Russian President Vladimir Putin will lead celebrations for the anniversary of the Soviet Union’s victory over Nazi Germany on Monday, as Russian forces battle Ukrainians in one of the deadliest European conflicts since the end of World War II 77 years ago. years old.
Putin, Russia’s supreme leader since 1999, has in recent years used Victory Day to spear the West from a rostrum on Red Square before a parade of troops, tanks, rockets and intercontinental ballistic missiles.
A pass over St Basil’s Cathedral’s nine domes will include supersonic fighter jets, strategic bombers and, for the first time since 2010, the Il-80 “doomsday” command plane, which would carry Russia’s top echelon in the event of a nuclear attack.
Putin has repeatedly compared the war in Ukraine – which he describes as a battle against dangerous “Nazi” nationalists – to the challenge the Soviet Union faced when Adolf Hitler invaded in 1941.
“Our common duty is to prevent the revival of Nazism, which brought so much suffering to people of different countries,” Putin said in a message to the people of 12 former Soviet republics, including Ukraine and Georgia.
Ukraine and its allies reject the accusation of Nazism in Ukraine and that Russia is fighting for survival against an aggressive West, saying the Kremlin leader has unleashed an unprovoked war in an attempt to rebuild the Soviet Union.
Putin, who has repeatedly expressed resentment over the way the West treated Russia after the fall of the Soviet Union in 1991, says Ukraine has been used by the United States to threaten his country.

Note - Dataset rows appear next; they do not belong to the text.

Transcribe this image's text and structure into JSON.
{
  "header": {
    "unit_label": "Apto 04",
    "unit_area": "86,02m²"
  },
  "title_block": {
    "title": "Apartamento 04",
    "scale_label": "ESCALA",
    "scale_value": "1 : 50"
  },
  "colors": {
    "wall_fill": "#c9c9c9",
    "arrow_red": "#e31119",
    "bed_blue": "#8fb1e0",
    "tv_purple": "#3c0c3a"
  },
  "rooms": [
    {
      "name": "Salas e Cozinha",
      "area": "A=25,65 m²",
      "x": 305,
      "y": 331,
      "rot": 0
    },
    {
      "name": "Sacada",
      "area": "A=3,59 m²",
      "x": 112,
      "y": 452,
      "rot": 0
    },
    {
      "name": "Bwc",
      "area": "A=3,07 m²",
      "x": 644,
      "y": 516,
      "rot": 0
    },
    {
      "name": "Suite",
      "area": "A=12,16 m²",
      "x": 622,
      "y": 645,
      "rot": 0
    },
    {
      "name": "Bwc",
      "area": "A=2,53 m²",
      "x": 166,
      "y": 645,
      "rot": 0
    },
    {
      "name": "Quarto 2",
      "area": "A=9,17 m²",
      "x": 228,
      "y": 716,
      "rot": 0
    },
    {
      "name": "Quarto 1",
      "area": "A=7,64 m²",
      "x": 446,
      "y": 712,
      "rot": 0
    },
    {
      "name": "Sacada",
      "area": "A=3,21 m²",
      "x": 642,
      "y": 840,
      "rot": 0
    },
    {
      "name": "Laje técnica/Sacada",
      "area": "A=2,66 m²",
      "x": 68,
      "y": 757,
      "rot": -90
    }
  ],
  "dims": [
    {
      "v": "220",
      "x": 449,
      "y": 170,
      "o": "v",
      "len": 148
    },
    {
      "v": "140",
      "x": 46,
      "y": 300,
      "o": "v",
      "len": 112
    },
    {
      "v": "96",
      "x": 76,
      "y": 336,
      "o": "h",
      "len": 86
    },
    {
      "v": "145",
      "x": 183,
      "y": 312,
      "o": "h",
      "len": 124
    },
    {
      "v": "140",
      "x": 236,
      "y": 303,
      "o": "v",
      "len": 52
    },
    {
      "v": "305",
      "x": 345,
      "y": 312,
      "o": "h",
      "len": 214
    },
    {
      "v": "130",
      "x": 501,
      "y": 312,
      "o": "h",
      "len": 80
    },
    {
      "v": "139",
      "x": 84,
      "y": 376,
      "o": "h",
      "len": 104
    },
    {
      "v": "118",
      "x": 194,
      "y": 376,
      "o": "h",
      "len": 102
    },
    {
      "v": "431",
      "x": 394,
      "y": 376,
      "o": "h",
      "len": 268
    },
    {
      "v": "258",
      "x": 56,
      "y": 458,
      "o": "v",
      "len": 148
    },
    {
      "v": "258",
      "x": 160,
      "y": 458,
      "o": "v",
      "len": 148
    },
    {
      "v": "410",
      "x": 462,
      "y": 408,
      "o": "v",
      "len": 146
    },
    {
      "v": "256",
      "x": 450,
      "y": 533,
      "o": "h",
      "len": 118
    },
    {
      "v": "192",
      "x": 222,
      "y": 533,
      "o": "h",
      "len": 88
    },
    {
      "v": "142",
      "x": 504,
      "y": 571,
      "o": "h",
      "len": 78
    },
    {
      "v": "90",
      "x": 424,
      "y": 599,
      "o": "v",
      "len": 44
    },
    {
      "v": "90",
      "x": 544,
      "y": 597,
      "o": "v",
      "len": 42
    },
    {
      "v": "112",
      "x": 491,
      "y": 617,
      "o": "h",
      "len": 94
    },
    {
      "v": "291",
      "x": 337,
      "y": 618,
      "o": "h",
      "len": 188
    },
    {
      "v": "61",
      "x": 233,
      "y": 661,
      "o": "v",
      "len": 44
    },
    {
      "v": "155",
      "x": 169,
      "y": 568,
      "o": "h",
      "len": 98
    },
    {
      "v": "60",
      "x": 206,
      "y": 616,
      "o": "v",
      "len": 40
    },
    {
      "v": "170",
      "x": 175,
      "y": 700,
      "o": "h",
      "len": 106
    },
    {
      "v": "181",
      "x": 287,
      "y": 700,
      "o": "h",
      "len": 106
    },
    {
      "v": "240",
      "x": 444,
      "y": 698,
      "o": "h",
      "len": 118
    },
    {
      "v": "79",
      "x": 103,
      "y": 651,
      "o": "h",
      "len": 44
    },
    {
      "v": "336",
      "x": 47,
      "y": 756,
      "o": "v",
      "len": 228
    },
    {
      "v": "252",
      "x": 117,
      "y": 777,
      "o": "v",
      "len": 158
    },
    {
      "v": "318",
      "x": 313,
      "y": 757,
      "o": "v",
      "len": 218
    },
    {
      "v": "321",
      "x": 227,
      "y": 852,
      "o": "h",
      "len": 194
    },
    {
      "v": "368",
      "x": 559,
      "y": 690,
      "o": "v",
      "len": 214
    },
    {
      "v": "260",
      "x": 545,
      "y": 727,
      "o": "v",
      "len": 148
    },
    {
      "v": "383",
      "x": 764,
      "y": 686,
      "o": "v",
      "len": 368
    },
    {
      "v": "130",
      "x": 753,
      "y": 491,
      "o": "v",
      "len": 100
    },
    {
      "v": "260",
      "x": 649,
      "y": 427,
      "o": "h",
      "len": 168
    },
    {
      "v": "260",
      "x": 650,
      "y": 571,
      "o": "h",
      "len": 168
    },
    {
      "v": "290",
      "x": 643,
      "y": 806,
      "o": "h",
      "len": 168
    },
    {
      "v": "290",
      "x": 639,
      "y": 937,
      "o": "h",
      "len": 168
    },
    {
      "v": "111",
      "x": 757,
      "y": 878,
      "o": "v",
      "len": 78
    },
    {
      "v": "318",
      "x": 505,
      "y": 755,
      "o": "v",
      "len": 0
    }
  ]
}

US President Joe Biden has called Putin’s invasion of Ukraine a struggle in a much broader global battle between democracy and autocracy and has repeatedly called Putin a war criminal. In a speech in Warsaw in March, Biden said the former KGB spy could not remain in power.
Russia denies Ukrainian and Western accusations that its forces have committed war crimes since the February 24 invasion.
The Soviet Union lost 27 million people in World War II, including millions in Ukraine, but ended up pushing Nazi forces back to Berlin, where Hitler committed suicide and the red flag of Soviet victory was raised over the Reichstag in 1945.
Next to the defeat of French Emperor Napoleon Bonaparte in 1812, the defeat of Nazi Germany is the Russians’ most revered military triumph, although both catastrophic invasions from the west left Russia deeply sensitive about its western borders.
Victory Day is an almost sacred holiday for Russians, as most Soviet families mourn the losses. For Russians, the collective memory of the war is one of the few uncontroversial events in a tumultuous history divided by disputes.
While Putin has tried to stem the decline of Russia’s once-mighty military, the conflict in Ukraine has illustrated the weakness of the country’s military. The losses are not publicly disclosed, but Ukraine says Russian losses are worse than the 15,000 Soviet dead in the 1979-1989 Soviet-Afghan war.